II.         Die Kosten zum Verfahren vor der belangten Behörde reduzieren sich auf 17,00 Euro. Gemäß § 52 Abs. 8 VwGVG hat der Beschwerdeführer keinen Beitrag zu den Kosten des Beschwerdeverfahrens zu leisten.

 

III.       Gegen dieses Erkenntnis ist gemäß § 25a VwGG eine Revision des Beschwerdeführers an den Verwaltungsgerichtshof nach Art. 133 Abs. 4 B-VG nicht zulässig; für die belangte Behörde ist gemäß § 25a VwGG eine ordentliche Revision an den Verwaltungsgerichtshof nach Art. 133 Abs. 4 B-VG unzulässig.

 

 

 

 

 

 

E n t s c h e i d u n g s g r ü n d e

I.             Mit Straferkenntnis der Landespolizeidirektion Oberösterreich – Polizeikom-missariat Wels (im Folgenden: belangte Behörde) vom 27. April 2016, VStV/915301757165/2015, wurde über Herrn A V, T, W (im Folgenden: Beschwerdeführer) wegen der Verwaltungsübertretung gemäß § 21 Abs. 1 StVO eine Geldstrafe in der Höhe von 200,00 Euro (Ersatzfreiheitsstrafe 4 Tage) verhängt, da dieser am 20. September 2015 um 17.45 Uhr in Aistersheim, A8 Str. km 35, Richtung Graz, als Lenker des Fahrzeuges mit dem Kennzeichen WE-x das Fahrzeug, obwohl es die Verkehrssicherheit nicht erfordert hätte, für den Lenker des nachfolgenden Fahrzeuges jäh und überraschend abgebremst hatte, wodurch andere Straßenteilnehmer behindert und gefährdet wurden.

 

Die belangte Behörde stützt sich begründend auf die Anzeige vom 9. November 2015 der Autobahnpolizeiinspektion Wels und das Ergebnis des durchgeführten Ermittlungsverfahrens.

 

Hinsichtlich der Strafbemessung sei eine rechtskräftige Verwaltungsstraf-vormerkung wegen einer Übertretung nach § 21 Abs. 1 StVO als erschwerend gewertet worden und entspreche die verhängte Geldstrafe dem Unrechtsgehalt der Tat und der Schwere der Übertretung.
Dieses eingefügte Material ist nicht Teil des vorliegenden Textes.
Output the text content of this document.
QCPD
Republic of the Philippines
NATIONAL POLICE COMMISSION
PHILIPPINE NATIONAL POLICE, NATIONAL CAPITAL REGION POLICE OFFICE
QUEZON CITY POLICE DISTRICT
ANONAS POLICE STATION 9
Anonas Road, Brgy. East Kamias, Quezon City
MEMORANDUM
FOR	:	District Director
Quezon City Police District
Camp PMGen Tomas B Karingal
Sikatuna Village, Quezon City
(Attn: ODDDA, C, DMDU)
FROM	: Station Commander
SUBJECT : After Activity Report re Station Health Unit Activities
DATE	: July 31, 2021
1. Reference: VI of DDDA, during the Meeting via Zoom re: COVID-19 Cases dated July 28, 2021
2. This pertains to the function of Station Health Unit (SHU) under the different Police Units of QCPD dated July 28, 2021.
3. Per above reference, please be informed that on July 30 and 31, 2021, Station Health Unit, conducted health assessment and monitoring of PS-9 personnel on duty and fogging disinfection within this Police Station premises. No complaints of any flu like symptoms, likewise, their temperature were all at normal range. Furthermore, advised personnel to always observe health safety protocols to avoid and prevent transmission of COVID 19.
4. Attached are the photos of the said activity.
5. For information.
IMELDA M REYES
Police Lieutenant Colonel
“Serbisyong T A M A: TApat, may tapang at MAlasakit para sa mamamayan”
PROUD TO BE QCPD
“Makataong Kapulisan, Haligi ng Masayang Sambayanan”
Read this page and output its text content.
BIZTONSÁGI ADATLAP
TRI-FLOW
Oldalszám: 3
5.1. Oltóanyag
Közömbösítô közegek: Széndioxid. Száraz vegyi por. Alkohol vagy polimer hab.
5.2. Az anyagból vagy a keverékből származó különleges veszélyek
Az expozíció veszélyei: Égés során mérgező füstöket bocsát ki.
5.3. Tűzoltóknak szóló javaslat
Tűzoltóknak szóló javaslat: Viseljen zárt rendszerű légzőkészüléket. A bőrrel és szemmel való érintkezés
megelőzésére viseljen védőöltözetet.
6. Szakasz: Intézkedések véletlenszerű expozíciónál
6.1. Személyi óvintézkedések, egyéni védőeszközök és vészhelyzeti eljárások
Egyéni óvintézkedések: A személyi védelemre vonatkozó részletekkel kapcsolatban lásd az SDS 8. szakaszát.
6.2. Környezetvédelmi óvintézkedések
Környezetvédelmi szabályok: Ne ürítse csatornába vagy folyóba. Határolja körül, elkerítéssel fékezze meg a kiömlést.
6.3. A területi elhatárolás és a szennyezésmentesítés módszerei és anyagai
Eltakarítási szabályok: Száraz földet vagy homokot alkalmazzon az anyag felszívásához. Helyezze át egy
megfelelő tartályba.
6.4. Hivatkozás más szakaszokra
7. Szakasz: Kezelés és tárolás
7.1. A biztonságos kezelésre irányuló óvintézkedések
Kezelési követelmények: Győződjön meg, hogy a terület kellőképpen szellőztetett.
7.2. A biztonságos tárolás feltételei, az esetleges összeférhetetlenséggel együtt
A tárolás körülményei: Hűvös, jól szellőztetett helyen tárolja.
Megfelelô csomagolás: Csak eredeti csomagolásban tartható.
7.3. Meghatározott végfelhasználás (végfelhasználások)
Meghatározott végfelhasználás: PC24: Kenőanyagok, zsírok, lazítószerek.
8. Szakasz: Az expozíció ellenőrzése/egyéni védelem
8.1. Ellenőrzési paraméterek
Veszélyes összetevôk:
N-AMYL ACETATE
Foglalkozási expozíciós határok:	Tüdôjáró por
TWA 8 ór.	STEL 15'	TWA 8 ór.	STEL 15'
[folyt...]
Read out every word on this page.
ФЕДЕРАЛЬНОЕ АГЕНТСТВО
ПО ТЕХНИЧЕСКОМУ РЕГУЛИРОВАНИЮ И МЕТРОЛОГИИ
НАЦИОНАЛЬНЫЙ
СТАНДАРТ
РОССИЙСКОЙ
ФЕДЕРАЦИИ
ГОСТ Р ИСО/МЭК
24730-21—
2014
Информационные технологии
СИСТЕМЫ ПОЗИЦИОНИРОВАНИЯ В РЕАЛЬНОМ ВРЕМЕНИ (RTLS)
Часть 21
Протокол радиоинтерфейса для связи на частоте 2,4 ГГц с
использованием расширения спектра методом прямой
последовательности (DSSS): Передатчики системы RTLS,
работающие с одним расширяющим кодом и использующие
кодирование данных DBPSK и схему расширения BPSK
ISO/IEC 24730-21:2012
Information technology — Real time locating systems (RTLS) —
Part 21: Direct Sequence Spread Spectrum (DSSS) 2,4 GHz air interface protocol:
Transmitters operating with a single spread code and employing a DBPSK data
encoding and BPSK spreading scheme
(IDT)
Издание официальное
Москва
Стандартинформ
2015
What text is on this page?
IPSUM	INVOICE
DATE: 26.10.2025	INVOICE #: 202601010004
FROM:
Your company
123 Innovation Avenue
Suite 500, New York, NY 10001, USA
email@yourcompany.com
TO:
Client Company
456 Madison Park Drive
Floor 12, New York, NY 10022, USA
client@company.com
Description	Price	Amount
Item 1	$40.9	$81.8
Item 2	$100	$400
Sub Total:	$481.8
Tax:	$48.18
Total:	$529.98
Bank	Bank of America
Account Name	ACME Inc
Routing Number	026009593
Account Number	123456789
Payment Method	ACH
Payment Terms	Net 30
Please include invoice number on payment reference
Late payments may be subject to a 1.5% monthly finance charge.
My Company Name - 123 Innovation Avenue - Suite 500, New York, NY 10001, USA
Mangels Bekanntgabe durch den Beschwerdeführer sei die belangte Behörde von einem monatlichen Einkommen von ungefähr 1.500,00 Euro, keinen ins Gewicht fallenden Sorgepflichten und keinem relevanten Vermögen ausgegangen.

 

 

Gegen dieses Straferkenntnis, das dem Beschwerdeführer am 4. Mai 2016 mittels Hinterlegung zugestellt worden ist, hat dieser am 10. Mai 2016 bei der belangten Behörde rechtzeitig mündlich eine als Einspruch bezeichnete Beschwerde eingebracht, über welche von der belangten Behörde eine Niederschrift verfasst worden war.

Die Beschwerde richtet sich gegen die Strafhöhe und wird mit der Arbeitslosigkeit des Beschwerdeführers begründet. Gleichzeitig gab der Beschwerdeführer an, über ein Einkommen von 900,00 Euro zu verfügen, kein Vermögen und keine Sorgepflichten zu haben.

 

 

Mit Schreiben vom 2. Juni 2016 legte die belangte Behörde die ggst. Beschwerde unter Anschluss des Verfahrensaktes dem Landesverwaltungsgericht Oberösterreich zur Entscheidung vor. Beschwerdevorentscheidung wurde keine erlassen.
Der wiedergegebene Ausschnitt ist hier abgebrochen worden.